Dove lo Stato non c’è arriva Gomorra
“Quello che manca” di Esposito e Petrella è un viaggio impietoso nella Napoli abbandonata a se stessa
di Federica Salzano
Quello che manca. Non è una domanda e non è un’affermazione. Si tratta più semplicemente di una constatazione, una presa d’atto. È così che Salvatore Esposito descrive il suo lavoro. Il fotografo napoletano ha presentato domenica 13 ottobre, durante il festival Fotoleggendo organizzato dalle Officine Fotografiche di Roma, il libro di cui è coautore insieme a Angelo Petrella, edito da Contrasto. Scorrendo le pagine di “Quello che manca. Un viaggio intorno a Napoli” si viene accompagnati in un percorso alternativo e impietoso nella città e nella sua periferia.
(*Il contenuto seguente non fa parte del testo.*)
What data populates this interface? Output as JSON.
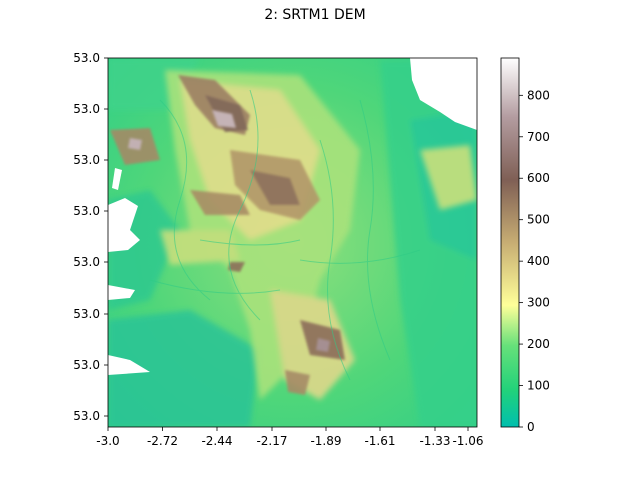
{
  "figure": {
    "title": "2: SRTM1 DEM"
  },
  "map": {
    "type": "raster-dem",
    "colormap": "terrain",
    "x_ticks": [
      "-3.0",
      "-2.72",
      "-2.44",
      "-2.17",
      "-1.89",
      "-1.61",
      "-1.33",
      "-1.06"
    ],
    "y_ticks": [
      "53.0",
      "53.0",
      "53.0",
      "53.0",
      "53.0",
      "53.0",
      "53.0",
      "53.0"
    ],
    "colorbar": {
      "ticks": [
        "0",
        "100",
        "200",
        "300",
        "400",
        "500",
        "600",
        "700",
        "800"
      ],
      "min": 0,
      "max": 890
    },
    "colors": {
      "lowland": "#1fbf9a",
      "green": "#33d67a",
      "light_green": "#9fe07a",
      "yellow": "#e9e08a",
      "tan": "#b49a6b",
      "brown": "#7a5e55",
      "peak": "#f5f1f4",
      "sea": "#ffffff"
    }
  }
}
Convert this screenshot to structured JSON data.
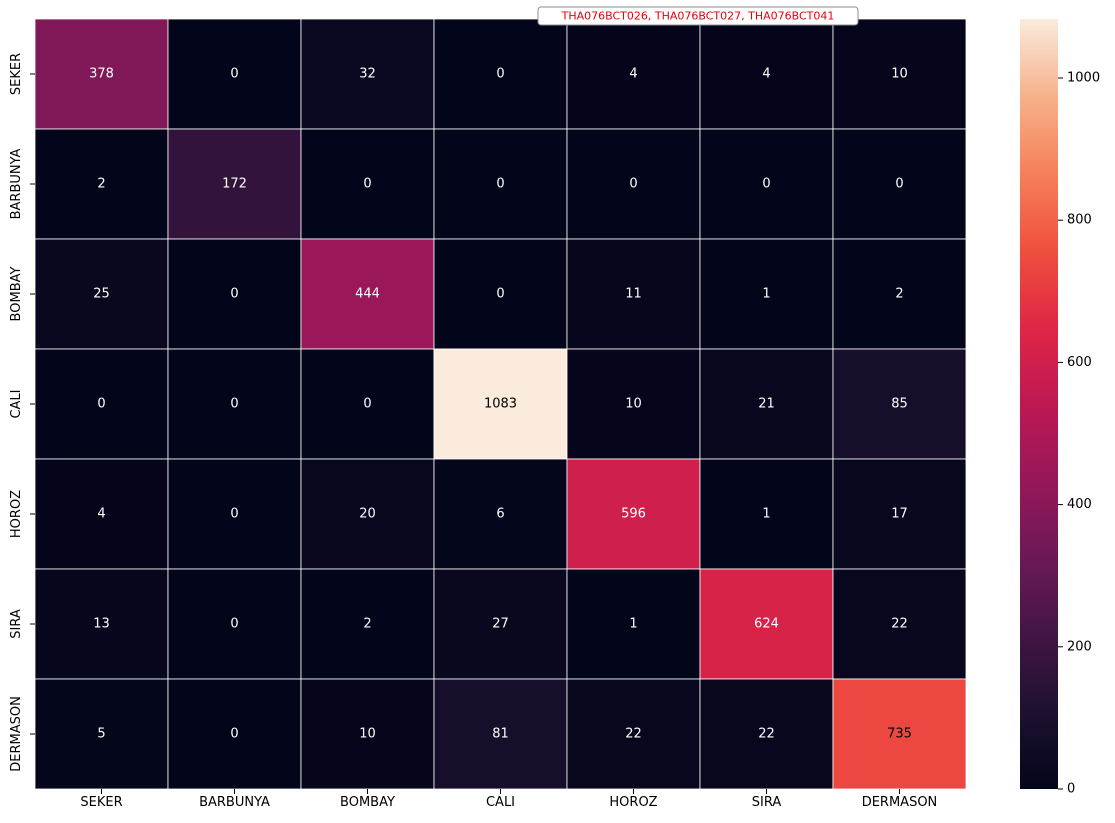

Le foto di Esposito si alternano ai racconti di Petrella. Parole e immagini che si uniscono per mostrare una città diversa da quella che appare negli itinerari turistici. Un’immersione in quelle realtà nascoste che solo film o libri come Gomorra hanno cominciato a svelare in tutta la loro crudezza. Le foto sono state scattate infatti in alcune delle zone più disagiate del napoletano: Scampia, Castel Volturno, Forcella e Marigliano.
Durante l’incontro, Esposito va dritto al punto: “Quello che manca è quello che l’Istituzione non dà, è l’Istituzione stessa. È assente una risposta al territorio che si faccia garanzia di un diritto, quello di poter essere uguali agli altri”.
Nelle sue foto, quello che manca si vede benissimo. Anzi, è evidenziato soprattutto da quello che c’è. Droga, pistole, degrado, siringhe, sporcizia, sguardi penetranti. Ritratti di un’umanità lasciata ai margini, che sopravvive nella difficoltà e che fa dell’illegalità la sua routine quotidiana. Bambini tatuati con pistole e frasi roboanti, prostitute sul ciglio della strada e tossicodipendenti all’ultima spiaggia.
Queste persone hanno delle mancanze, ma mancanza è sinonimo di assenza. Nel libro si tenta quindi di raccontare quello che non c’è, l’invisibile o anche gli invisibili. Interi strati di società dimenticati nonostante le denunce sempre più frequenti. I due autori ci mettono davanti proprio a questi. “Fa comodo avere un posto come Scampia” spiega Esposito. Come dire: un ghetto, una discarica dove confinare il “male”, illudendosi di esserne lontani, di essere al sicuro.
Il lavoro del fotografo vuole mostrare tutto ciò senza dare necessariamente un giudizio. L’intento è guardare con “occhi aperti” – come recita il claim di questa edizione di Fotoleggendo – la realtà per quella che è. Le immagini parlano da sole ed è per questo che il risultato è un’indagine che non nasconde nulla: lucida, spietata, eppure tenera, a tratti intima.
Esposito è entrato nelle vite di queste persone, le ha conosciute ed è riuscito a non far perder loro la spontaneità davanti all’obiettivo. Possiamo così scrutare, tra una siringa e un corridoio cadente, anche un abbraccio, un tuffo in piscina o una risata tra amici. Perché è l’elemento umano, quello “vitale”, che anche nel degrado non viene mai perso. E l’esempio più lampante è quello di Colmana, la casa di recupero dei minori incoraggiati a cambiare strada. In questo posto iniziano a lavorare, hanno regole rigide eppure quello che colpisce – spiega Esposito – è il rispetto che dimostrano nel momento in cui si vedono rispettati. Il loro impegno nel lavoro e i loro sorrisi rappresentano un impeto di speranza.
Tra le immagini, le parole di Petrella danno simbolicamente voce alle persone raffigurate. Storie di chi vive quelle realtà e che ha deciso di sopravvivere e non perdere la fiducia in un cambiamento. I racconti non illustrano le foto ma si accompagnano a queste, in un viaggio tra narrazioni parallele che, ognuna con la propria sintassi, si incontrano per dare stimoli diversi e regalare uno sguardo a tutto tondo.